Al principio estábamos en el Londres contemporáneo, pero al otro lado del espejo nos esperaba el colorido bullicio de la capital inglesa en los años 60. Al ritmo de Petula Clark y de Barry Ryan, Edgar Wrighr bailó con esa habilidad marca de la casa entre dos épocas; entre dos mundos: el de los sueños y el de las pesadillas. Y en efecto, tanto una chica como la otra tuvieron que acabar enfrentándose al mayor de los horrores. ‘Última noche en el Soho’ descubrió sus verdaderas intenciones: arremeter con osadía contra los demonios a los que ahora combaten movimientos como el MeToo. McKenzie y Taylor-Joy, reflejos la una de la otra, danzaron para marear la retórica de víctimas y verdugos. Y no olió a temeridad, sino más bien a genialidad.

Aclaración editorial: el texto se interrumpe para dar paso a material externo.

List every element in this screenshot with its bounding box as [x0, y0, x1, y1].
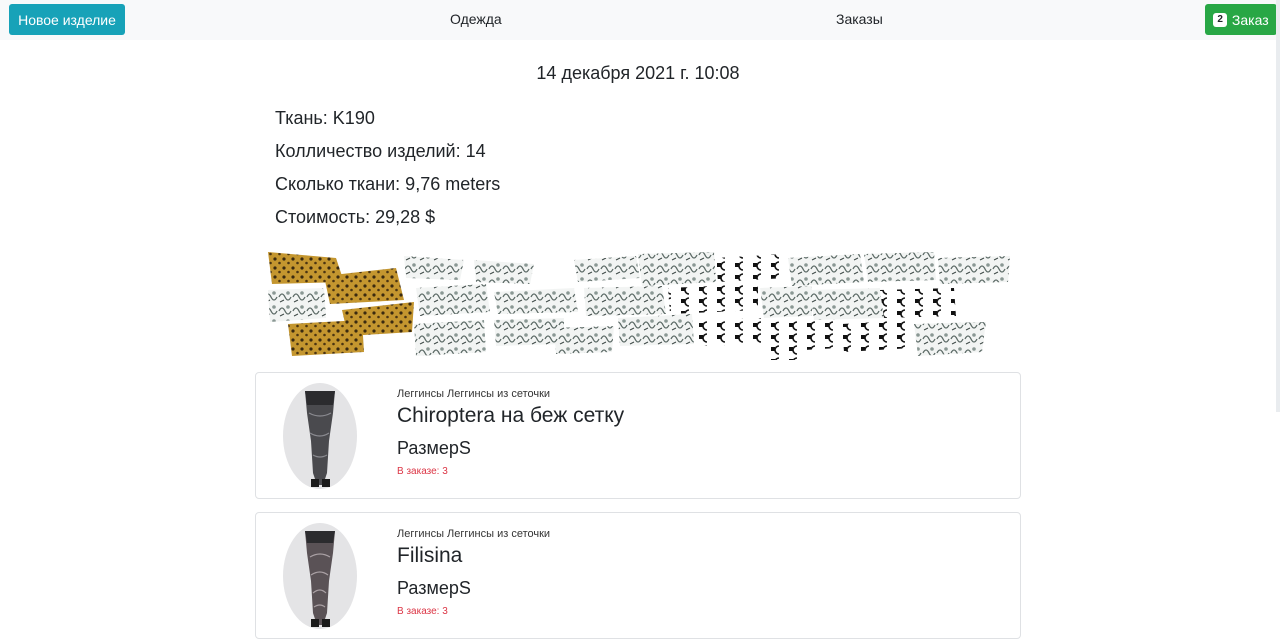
fabric-label: Ткань: K190: [275, 108, 375, 128]
order-count-badge: 2: [1213, 12, 1227, 27]
product-name[interactable]: Chiroptera на беж сетку: [397, 404, 624, 428]
product-size: РазмерS: [397, 578, 471, 598]
quantity-label: Колличество изделий: 14: [275, 141, 486, 161]
nav-link-orders[interactable]: Заказы: [836, 11, 883, 27]
order-button-label: Заказ: [1231, 11, 1269, 28]
in-order-count: В заказе: 3: [397, 606, 448, 617]
scrollbar[interactable]: [1276, 0, 1280, 412]
cost-label: Стоимость: 29,28 $: [275, 207, 436, 227]
order-date: 14 декабря 2021 г. 10:08: [536, 63, 740, 83]
product-image: [283, 523, 357, 629]
product-card[interactable]: Леггинсы Леггинсы из сеточки Filisina Ра…: [255, 512, 1021, 639]
product-image: [283, 383, 357, 489]
product-name[interactable]: Filisina: [397, 544, 462, 568]
product-size: РазмерS: [397, 438, 471, 458]
order-button[interactable]: 2 Заказ: [1205, 4, 1277, 35]
nav-link-clothing[interactable]: Одежда: [450, 11, 502, 27]
fabric-layout-image: [264, 248, 1014, 362]
top-navbar: Новое изделие Одежда Заказы 2 Заказ: [0, 0, 1280, 40]
product-category: Леггинсы Леггинсы из сеточки: [397, 528, 551, 540]
product-card[interactable]: Леггинсы Леггинсы из сеточки Chiroptera …: [255, 372, 1021, 499]
fabric-amount-label: Сколько ткани: 9,76 meters: [275, 174, 501, 194]
in-order-count: В заказе: 3: [397, 466, 448, 477]
new-item-button[interactable]: Новое изделие: [9, 4, 125, 35]
product-category: Леггинсы Леггинсы из сеточки: [397, 388, 551, 400]
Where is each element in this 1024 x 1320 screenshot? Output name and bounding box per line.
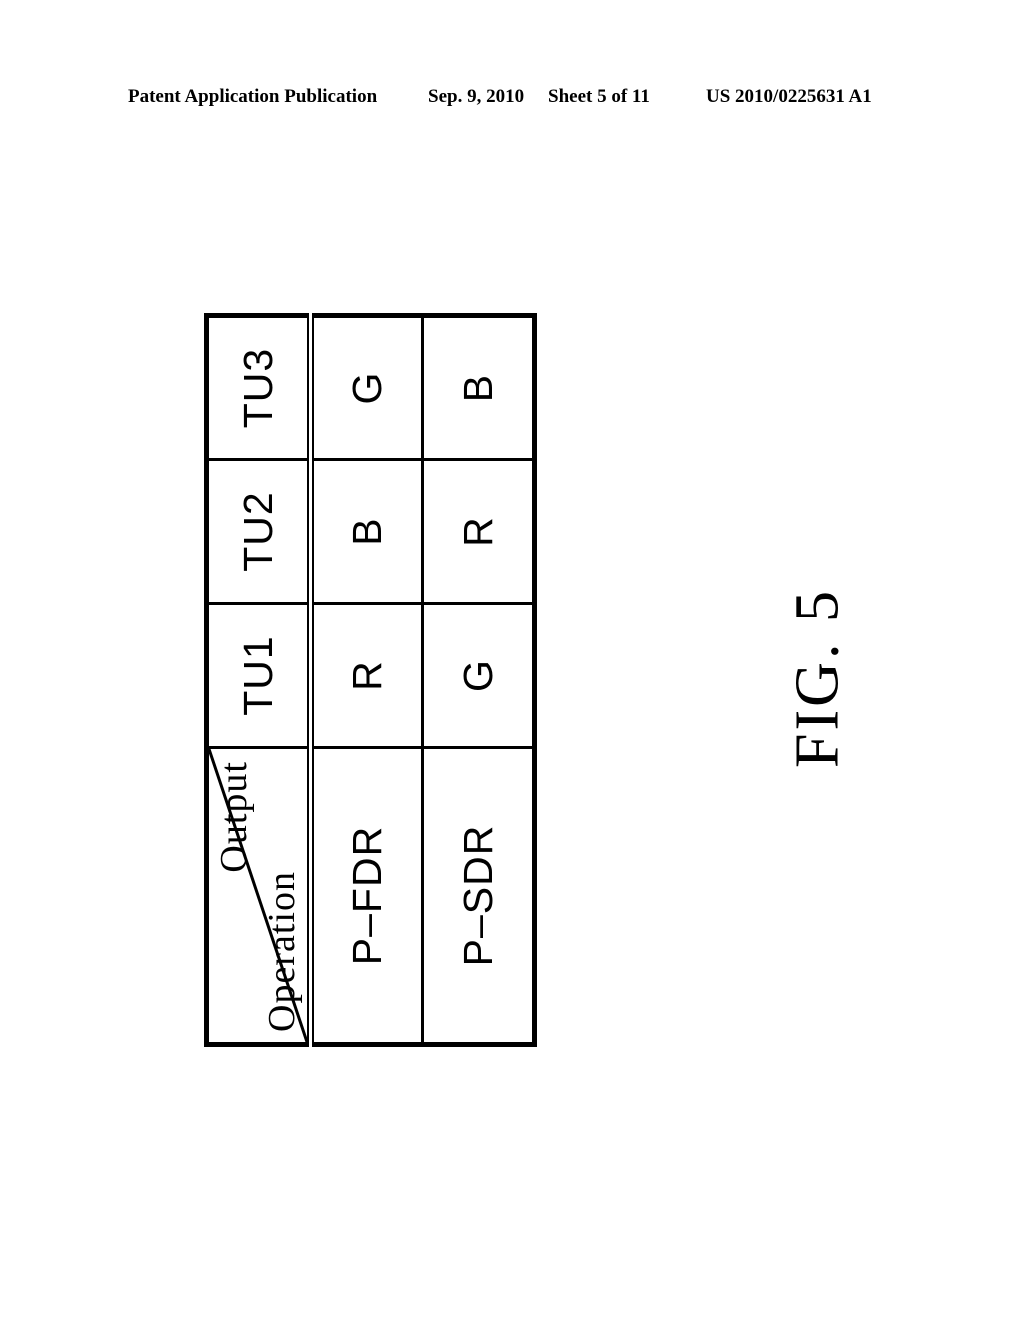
cell-p-fdr-tu3: G <box>310 315 423 460</box>
cell-p-sdr-tu2: R <box>422 459 535 604</box>
column-header-tu1: TU1 <box>206 603 311 748</box>
figure-area: Output Operation TU1 TU2 TU3 P–FDR R B G… <box>0 0 1024 1320</box>
column-header-tu2: TU2 <box>206 459 311 604</box>
table-row: P–FDR R B G <box>310 315 423 1045</box>
column-header-tu3: TU3 <box>206 315 311 460</box>
corner-header-operation-label: Operation <box>261 871 303 1032</box>
corner-header-cell: Output Operation <box>206 747 311 1045</box>
row-label-p-sdr: P–SDR <box>422 747 535 1045</box>
output-operation-table: Output Operation TU1 TU2 TU3 P–FDR R B G… <box>204 313 537 1047</box>
cell-p-sdr-tu3: B <box>422 315 535 460</box>
figure-caption: FIG. 5 <box>783 588 852 768</box>
figure-table-wrapper: Output Operation TU1 TU2 TU3 P–FDR R B G… <box>204 313 537 1047</box>
cell-p-sdr-tu1: G <box>422 603 535 748</box>
corner-header-output-label: Output <box>213 761 255 873</box>
cell-p-fdr-tu2: B <box>310 459 423 604</box>
row-label-p-fdr: P–FDR <box>310 747 423 1045</box>
table-row: P–SDR G R B <box>422 315 535 1045</box>
table-header-row: Output Operation TU1 TU2 TU3 <box>206 315 311 1045</box>
cell-p-fdr-tu1: R <box>310 603 423 748</box>
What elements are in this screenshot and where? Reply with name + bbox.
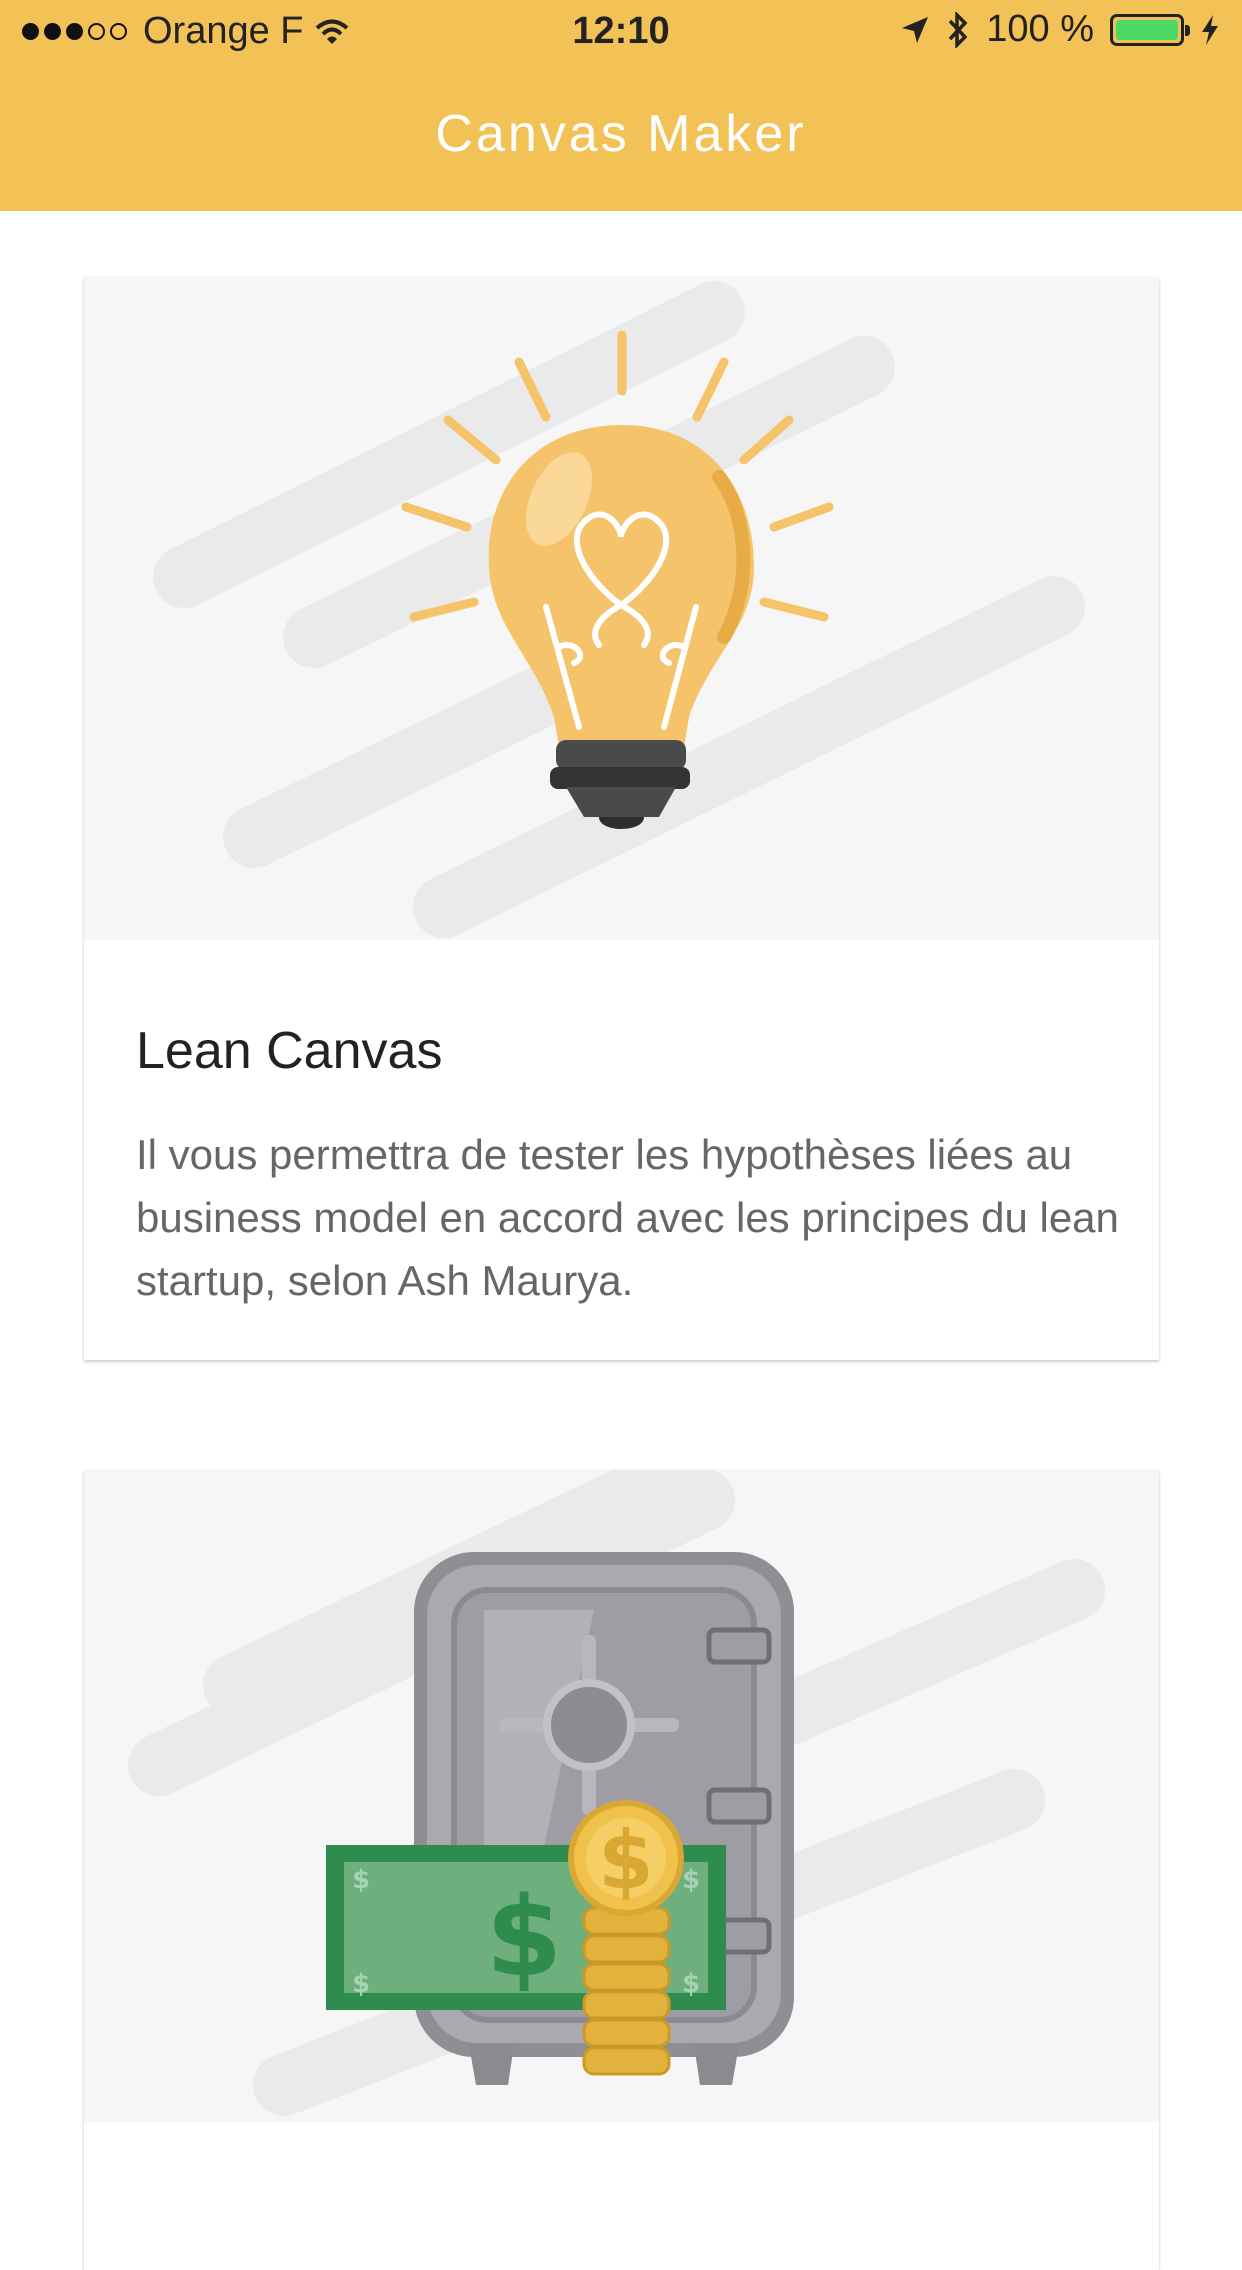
- bluetooth-icon: [948, 11, 968, 48]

En esta finísima línea anduvo la siguiente pareja de la jornada. Ya en el Concurso por el León de Oro, la dupla argentina compuesta por Mariano Cohn y Gastón Duprat presentó su nueva gamberrada: ‘Competencia Oficial’, con Penélope Cruz y Antonio Banderas como principales reclamos en el cartel. Ahora el espejo juntaba la realidad con la ficción: un adinerado empresario quería trascender, que su nombre entrara en la Historia, y para esto decidía financiar la película más prestigiosa de todos los tiempos.

Cohn y Duprat, tan iconoclastas como siempre, se rieron de las nociones con las que se determina el éxito o el fracaso de una obra de arte. Y ahí estuvo la gracia, en la risa que a uno le puede entrar cada vez que le toca sentarse frente al espejo. ‘Competencia Oficial’ no se cansó de tirar bromas a destiempo (y de dudoso gusto), ni de descolocar con su desconcertante uso del talento actoral convocado… y aun así, ahí estaban ellos, una vez más, en la primera línea del no-tan-selecto mundo festivalero. Alguien vislumbró un Caballo de Troya en pleno Lido. Y tuvo su gracia, la verdad.

Por último, la Competición recuperó la dignidad que se le presuponía gracias al maestro italiano Michelangelo Frammartino. Más de una década después de su último largo, presentó ‘Il buco’, discreta pero prodigiosa inmersión en las profundidades de una cueva de Calabria, de casi 700 metros de profundidad.

Ahora el espejo apuntó, de manera romántica, a esa época (de nuevo, los años 60) donde todavía quedaban rincones por cartografiar; por descubrir. Frammartino planteó la narración a modo de montaje paralelo entre una expedición de espeología y la observación de una vida rural que, poco a poco, se desvanecía. Misteriosos reflejos para una película prácticamente perfecta; vertiginosa y emocionante en su naturalista retrato de lo desconocido.